Como se fue del país sin un plan presupuestal ni temporal muy definido –errático, podría decirse, como es su misma vida- terminó primero en Guatemala, conociendo el gobierno pluralista de Jacobo Arbentz y, de paso, a Ernesto Guevara de la Serna, entonces un muchacho, a quien la historia le daría el mote de El Ché.
— “Era un argentino que andaba por ahí jodiendo, buscando qué hacer. Allá en Guatemala se entrenaron a los combatientes para la invasión a Cuba. Yo estuve a punto de ir pero estaba enamorado de una vieja, entonces me dio culillo. Yo soy un huevón, le tengo miedo a las armas. Y estando en el Ejército, que fue una experiencia inmunda, me di cuenta de que mi odio por las milicias era muy grande. No tengo nada de guerrillero”, dice, mirando al interior de su taller, en donde se reduce toda su vida.
Al caer Arbentz en Guatemala, Oramas llega por fin a México, se hace militante del Partido Comunista, y conoce al que inspiró todo el periplo: el muralista David Siqueiros, de quien aprende la filosofía del arte público.
Siqueiros logra, a través de su esposa Angélica Arenal, cercana al gobierno mexicano, promover una ley estatal para destinar un porcentaje de los edificios públicos a la pintura de murales. México se convirtió por ese entonces en una obra de arte. En una exposición multitudinaria. En una inspiración.

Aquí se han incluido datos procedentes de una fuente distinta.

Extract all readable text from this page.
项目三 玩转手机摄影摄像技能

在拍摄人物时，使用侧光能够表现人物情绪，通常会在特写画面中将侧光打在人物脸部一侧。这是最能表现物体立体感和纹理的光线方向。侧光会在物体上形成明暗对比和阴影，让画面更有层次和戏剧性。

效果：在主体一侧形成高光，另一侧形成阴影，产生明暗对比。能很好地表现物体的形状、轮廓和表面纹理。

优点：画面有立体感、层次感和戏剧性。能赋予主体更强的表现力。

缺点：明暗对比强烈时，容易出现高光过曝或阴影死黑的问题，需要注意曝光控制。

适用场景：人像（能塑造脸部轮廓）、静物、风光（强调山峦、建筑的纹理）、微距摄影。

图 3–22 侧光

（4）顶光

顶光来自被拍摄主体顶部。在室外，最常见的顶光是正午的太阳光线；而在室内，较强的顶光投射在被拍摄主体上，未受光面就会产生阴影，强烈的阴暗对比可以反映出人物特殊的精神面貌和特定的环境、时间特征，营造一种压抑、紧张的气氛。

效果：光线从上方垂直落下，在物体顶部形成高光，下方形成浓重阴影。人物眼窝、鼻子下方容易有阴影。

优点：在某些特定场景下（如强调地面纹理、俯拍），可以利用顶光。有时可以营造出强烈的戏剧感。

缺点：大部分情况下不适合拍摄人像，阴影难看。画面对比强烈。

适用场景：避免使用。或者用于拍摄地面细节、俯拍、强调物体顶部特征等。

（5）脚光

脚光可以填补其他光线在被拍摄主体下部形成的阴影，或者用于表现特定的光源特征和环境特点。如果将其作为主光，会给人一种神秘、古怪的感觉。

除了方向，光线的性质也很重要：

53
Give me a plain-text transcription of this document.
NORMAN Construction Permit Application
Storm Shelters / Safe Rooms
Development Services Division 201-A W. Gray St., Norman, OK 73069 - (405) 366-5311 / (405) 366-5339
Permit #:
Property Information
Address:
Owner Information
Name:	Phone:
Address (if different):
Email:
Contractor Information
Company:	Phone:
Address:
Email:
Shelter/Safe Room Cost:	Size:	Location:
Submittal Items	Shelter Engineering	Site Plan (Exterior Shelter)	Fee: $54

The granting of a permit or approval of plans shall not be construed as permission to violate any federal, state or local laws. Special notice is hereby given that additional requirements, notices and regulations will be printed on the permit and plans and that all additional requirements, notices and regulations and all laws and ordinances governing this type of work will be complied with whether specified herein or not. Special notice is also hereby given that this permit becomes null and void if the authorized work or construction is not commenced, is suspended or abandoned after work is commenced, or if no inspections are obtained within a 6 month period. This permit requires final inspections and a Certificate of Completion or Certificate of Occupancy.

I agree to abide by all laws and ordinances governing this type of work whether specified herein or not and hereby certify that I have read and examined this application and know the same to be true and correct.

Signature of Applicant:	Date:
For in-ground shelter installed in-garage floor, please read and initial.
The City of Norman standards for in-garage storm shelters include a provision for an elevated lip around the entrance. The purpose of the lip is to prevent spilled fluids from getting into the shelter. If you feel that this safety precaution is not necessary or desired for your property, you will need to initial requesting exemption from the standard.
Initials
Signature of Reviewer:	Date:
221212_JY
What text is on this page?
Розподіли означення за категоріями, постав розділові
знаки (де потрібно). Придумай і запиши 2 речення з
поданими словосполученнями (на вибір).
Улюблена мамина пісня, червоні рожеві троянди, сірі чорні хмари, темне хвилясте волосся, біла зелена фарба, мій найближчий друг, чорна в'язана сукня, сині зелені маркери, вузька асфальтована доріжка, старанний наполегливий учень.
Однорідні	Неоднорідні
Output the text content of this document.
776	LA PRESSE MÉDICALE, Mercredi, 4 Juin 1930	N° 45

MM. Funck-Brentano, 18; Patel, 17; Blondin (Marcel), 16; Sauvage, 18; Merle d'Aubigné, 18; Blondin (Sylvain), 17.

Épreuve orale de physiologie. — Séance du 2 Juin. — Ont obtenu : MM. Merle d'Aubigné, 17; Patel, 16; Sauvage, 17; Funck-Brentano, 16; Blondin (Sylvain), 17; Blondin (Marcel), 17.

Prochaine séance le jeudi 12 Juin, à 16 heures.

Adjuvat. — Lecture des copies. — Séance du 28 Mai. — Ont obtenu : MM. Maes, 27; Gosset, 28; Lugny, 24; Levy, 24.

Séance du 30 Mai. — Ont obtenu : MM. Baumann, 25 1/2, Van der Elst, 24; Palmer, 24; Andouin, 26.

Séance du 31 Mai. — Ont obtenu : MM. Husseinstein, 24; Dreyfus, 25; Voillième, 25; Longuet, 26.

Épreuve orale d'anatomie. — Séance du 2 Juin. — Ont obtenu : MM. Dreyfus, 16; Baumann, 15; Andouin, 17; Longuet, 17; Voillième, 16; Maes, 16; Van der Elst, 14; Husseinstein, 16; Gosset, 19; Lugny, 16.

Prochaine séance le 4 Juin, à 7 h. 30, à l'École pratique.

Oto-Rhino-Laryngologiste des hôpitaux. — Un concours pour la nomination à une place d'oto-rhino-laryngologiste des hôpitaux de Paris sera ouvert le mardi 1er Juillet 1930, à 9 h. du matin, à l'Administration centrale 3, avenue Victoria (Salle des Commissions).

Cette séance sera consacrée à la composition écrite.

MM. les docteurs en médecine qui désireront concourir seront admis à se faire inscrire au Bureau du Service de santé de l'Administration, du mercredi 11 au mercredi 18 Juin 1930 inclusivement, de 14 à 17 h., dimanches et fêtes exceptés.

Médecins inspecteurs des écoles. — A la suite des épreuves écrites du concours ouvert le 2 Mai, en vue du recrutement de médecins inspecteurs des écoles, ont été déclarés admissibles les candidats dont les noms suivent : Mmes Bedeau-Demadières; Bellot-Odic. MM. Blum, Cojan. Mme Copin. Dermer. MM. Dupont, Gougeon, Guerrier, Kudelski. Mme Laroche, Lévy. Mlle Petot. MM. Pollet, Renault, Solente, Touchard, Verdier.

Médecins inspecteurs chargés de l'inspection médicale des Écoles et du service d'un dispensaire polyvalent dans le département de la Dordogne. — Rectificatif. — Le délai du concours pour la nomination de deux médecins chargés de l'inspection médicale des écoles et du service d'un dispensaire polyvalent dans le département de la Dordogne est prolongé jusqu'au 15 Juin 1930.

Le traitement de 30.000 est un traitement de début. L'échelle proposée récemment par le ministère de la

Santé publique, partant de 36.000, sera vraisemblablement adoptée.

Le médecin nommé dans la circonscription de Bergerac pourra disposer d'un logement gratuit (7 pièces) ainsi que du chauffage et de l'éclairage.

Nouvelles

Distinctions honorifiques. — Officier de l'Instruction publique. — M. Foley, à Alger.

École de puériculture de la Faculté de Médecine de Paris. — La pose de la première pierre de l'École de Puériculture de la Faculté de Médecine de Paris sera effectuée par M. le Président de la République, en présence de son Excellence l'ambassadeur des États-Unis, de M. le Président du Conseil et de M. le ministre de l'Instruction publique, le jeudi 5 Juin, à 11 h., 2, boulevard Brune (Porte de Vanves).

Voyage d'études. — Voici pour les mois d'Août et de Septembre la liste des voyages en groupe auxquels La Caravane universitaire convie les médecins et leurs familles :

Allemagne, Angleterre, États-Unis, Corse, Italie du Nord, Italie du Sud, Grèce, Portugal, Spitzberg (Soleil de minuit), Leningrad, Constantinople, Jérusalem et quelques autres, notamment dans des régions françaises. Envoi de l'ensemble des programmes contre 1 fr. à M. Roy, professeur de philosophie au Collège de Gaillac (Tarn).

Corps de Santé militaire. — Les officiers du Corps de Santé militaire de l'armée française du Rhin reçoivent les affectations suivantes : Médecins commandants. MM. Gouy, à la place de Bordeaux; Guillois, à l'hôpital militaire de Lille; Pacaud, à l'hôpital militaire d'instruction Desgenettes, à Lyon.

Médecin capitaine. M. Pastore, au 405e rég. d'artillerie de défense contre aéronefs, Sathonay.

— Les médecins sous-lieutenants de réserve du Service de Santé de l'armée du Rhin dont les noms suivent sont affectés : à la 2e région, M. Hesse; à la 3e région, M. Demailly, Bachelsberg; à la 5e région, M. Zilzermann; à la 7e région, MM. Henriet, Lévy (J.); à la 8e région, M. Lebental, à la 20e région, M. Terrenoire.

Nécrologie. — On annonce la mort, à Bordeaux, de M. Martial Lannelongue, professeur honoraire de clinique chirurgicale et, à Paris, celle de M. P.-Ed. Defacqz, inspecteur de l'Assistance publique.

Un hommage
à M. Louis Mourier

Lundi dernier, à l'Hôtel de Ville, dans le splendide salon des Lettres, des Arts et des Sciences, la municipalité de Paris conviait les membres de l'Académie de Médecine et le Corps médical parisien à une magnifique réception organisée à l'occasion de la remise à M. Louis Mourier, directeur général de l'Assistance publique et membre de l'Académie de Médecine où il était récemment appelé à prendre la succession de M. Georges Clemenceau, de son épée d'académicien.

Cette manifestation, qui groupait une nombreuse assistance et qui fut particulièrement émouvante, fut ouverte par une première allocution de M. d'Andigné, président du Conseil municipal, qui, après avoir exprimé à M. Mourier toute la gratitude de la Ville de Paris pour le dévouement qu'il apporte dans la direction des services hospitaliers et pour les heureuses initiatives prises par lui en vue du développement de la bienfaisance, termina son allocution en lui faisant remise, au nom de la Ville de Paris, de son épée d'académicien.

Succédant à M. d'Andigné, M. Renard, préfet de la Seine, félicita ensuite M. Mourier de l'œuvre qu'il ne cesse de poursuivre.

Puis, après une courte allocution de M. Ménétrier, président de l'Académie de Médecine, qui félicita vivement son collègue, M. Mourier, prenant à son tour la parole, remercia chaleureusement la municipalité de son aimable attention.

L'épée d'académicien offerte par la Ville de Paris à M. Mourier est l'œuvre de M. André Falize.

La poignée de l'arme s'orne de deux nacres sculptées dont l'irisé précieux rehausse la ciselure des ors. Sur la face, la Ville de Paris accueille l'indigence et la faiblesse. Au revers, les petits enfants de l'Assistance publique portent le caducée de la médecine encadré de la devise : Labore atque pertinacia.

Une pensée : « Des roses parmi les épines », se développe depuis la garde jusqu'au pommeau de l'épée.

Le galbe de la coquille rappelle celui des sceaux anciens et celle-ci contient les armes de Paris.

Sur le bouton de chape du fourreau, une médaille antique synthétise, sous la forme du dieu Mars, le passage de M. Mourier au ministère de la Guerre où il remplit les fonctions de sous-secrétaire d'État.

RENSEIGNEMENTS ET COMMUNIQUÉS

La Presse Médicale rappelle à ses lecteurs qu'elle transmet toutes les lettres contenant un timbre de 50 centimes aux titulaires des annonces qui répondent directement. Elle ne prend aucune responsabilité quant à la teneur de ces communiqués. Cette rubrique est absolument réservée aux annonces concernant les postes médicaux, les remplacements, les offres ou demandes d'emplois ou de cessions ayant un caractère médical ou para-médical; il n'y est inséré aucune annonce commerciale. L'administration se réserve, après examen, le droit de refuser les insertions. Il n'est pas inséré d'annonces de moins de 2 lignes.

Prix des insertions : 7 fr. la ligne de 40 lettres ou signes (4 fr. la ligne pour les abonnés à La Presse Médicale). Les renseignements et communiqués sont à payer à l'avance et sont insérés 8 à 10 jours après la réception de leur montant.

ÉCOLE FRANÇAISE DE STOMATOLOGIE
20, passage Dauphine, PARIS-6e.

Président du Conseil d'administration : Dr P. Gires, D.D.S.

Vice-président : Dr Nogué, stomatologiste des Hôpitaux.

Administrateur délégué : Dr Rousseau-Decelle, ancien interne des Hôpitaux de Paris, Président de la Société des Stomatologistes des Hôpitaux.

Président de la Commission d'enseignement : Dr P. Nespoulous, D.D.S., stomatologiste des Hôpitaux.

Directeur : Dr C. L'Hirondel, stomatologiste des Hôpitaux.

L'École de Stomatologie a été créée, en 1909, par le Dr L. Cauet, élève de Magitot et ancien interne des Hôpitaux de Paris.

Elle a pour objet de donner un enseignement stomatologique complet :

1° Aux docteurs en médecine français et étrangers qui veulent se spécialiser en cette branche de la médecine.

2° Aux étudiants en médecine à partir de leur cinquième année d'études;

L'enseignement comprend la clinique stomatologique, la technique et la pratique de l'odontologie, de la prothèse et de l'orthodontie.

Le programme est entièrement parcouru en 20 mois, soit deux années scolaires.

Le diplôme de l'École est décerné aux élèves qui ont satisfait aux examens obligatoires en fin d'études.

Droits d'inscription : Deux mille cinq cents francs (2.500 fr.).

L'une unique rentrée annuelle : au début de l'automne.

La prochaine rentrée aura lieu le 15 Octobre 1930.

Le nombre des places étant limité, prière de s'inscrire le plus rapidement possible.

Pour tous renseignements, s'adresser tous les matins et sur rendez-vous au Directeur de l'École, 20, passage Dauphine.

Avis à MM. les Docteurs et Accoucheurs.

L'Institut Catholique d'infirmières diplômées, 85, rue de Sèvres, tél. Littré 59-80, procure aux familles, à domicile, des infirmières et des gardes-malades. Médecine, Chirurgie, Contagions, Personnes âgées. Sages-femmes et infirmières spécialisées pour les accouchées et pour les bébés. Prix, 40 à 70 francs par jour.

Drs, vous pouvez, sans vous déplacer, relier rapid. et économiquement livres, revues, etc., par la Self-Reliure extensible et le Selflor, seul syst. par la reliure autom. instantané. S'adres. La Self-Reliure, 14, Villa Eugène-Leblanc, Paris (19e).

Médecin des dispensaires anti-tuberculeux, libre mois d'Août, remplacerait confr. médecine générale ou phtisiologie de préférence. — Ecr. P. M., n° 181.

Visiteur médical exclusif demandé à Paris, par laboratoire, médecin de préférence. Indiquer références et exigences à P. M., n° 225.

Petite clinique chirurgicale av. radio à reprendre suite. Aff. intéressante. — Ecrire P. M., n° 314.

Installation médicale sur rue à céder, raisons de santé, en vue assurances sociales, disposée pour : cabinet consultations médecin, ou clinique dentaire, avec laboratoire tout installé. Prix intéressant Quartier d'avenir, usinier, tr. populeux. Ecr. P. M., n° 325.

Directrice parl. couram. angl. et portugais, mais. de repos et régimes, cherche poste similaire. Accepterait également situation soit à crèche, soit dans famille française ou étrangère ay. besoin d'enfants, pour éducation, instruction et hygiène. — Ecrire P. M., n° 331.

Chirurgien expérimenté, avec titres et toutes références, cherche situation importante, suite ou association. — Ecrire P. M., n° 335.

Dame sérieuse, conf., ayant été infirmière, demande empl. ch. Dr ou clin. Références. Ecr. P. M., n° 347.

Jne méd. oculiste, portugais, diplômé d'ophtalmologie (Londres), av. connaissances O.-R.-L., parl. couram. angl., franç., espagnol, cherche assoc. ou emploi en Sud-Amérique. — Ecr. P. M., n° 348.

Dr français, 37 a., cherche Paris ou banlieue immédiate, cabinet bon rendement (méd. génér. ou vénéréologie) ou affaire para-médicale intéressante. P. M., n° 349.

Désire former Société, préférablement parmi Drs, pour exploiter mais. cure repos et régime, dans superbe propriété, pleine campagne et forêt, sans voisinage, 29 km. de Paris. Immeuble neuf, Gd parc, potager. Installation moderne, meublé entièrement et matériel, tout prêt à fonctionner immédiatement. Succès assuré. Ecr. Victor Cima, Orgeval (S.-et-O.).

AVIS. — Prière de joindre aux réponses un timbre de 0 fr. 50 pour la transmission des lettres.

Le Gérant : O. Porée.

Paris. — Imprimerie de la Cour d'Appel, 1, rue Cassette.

Oramas no sólo aprendió sobre la expansión del arte en las calles, sino que perfeccionó sus técnicas: la laca, la brocha de aire, la espátula, el uso de pinturas industriales y la conformación de los colores. El esplendor mexicano estaba a la orden del día, con sus borracheras y fiestas desmesuradas, con sus mariachis y tequilas bien cargados, con el arte como único medio de subsistencia y rasero de la perfección.
—“El arte da la medida de la grandeza de un país”, dice el maestro, compungido, al pensar lo pequeño que es el movimiento de su país.
No todo fue color de rosa.
Por estar metido de manera fervorosa en la política, fue devuelto a Colombia. Pese a ser un innovador, Oramas llega a su país natal con las puertas cerradas.
— “Hay un antes y un después de Marta Traba – confiesa —, ella se aprovechó del vacío intelectual que había en Colombia. En la crítica de arte hizo y deshizo. Se atrevió a decir: ‘Oramas es un caso específico de cómo no se debe pintar’. Porque yo venía con los realismos socialistas y a ella le interesaban otras cosas. Ella promovió a Botero, sí, pero nos jodió a muchos cuando el movimiento pictórico andaba muy mal”… (Andrés Páramo Izquierdo, El Espectador, 20 Sep. 2012, online).